As hundreds of thousands of young people made their way into St. Peter’s Square for Pope John Paul II’s funeral, I was transported back to my experience of World Youth Day in 2002. That summer in Toronto, young people, mostly teens, who came with a church youth group, were excited — jumping wildly, cameras flashing, trying to get a glimpse of Pope John Paul II as his popemobile slowly made its way through the streets.
World Youth Day and recent events in Rome gave young people a great reason to cheer their hero, but I believe their enormous enthusiasm reflects a sense of faith that is miles wide but only inches deep. Who will be there for them when they struggle to navigate the deeper, more difficult waters ahead?
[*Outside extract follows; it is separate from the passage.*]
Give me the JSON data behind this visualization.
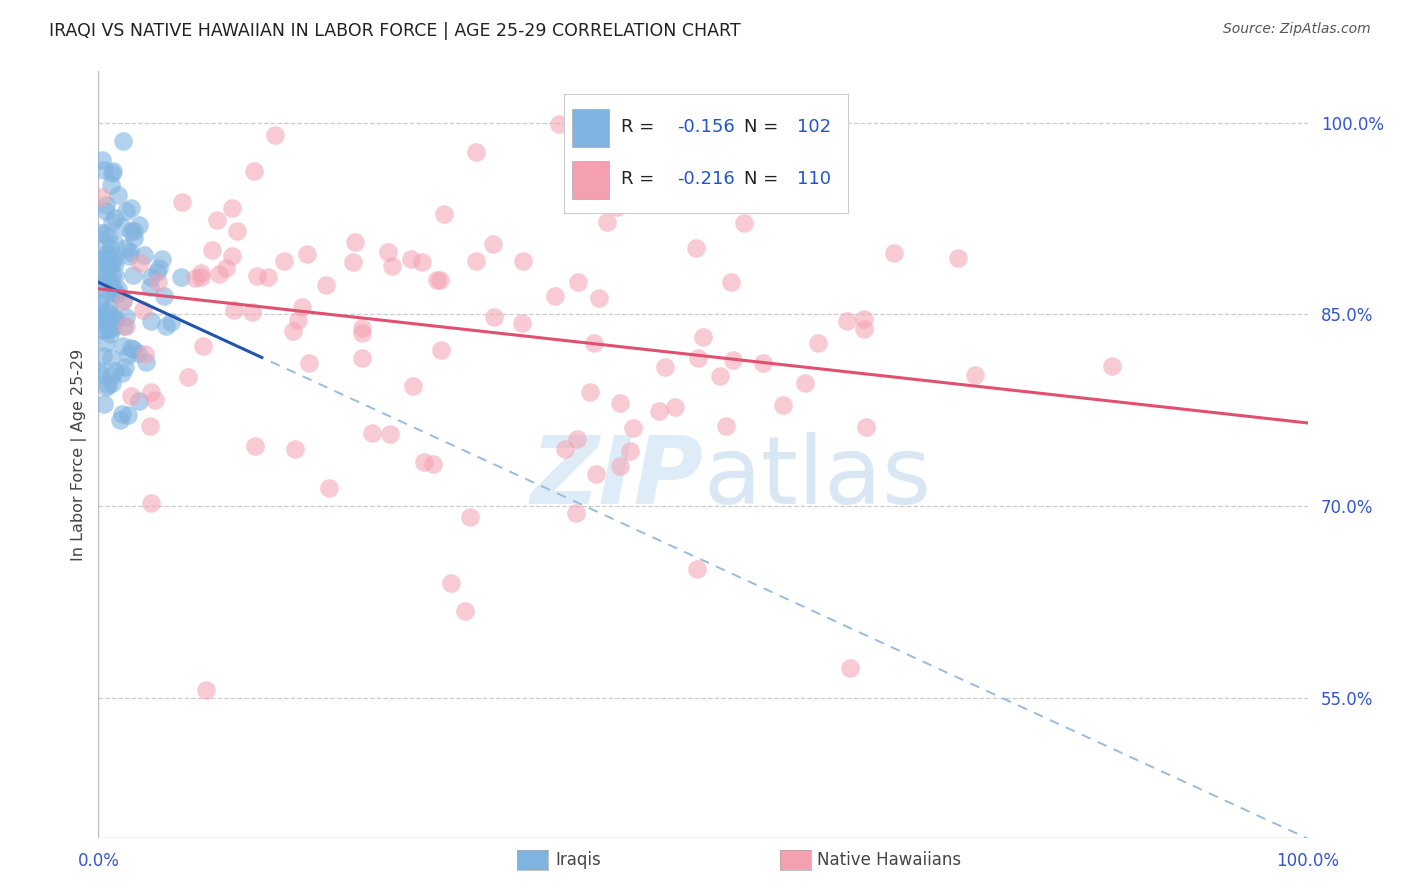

Experience is an important facet of young adult spirituality, and Pope John Paul gave them an experience of his presence. But I wonder if many young people had the experience but missed the meaning? Where did they go once the moment died down?
One place they didn’t go was back to church. According to a study by the Center for Applied Research in the Apostolate, only 22 percent of young adult Catholics actually attend Mass weekly — a stark contrast to the filled pews of ages past.
Undoubtedly there is a small but significant minority of vocal and well-organized young adults whose dedication to the late pope was extraordinary. However, a much larger number admired the man but missed the message to such an extent that they didn’t even show up for Mass regularly. Some say the minority of “new faithful Catholics” is growing. In my experience, many of these young adults will find it difficult to negotiate a world they increasingly realize is no longer black and white but filled with countless shades of gray.
The worldview of the “millennials,” the generation born after 1981, has been shaped by the horrors of Sept. 11 and, to a lesser extent, the Columbine High School disaster. Not surprisingly, this group longs for contemplation and order in a world full of noise and chaos. In a technological age, “information overload” shortens their attention span. With a myriad of choices they sometimes lean toward an “unthinking piety” where catechism sound bites substitute for the deep discernment and questioning necessary to develop the type of faith that can survive in an increasingly complex world.
As a minister to people in their post-college years, these young adults often show up at my door when their rigid belief system falls apart. Sadly, at the moment when they need mentors more than ever, they are too often met with moralists. The result is not a break with the church but a certain distancing from it.
Who will be this generation’s spiritual mentors? While John Paul II and Benedict XVI are admirable men who set the bar of morality appropriately high and may indeed have created a stirring in the hearts and minds of many young adults, they have not aided in creating a spiritual mentoring environment for young adults in conflict. And living with conflict is the condition of the vast majority of people in their 20s and 30s, including those already committed to the Catholic faith.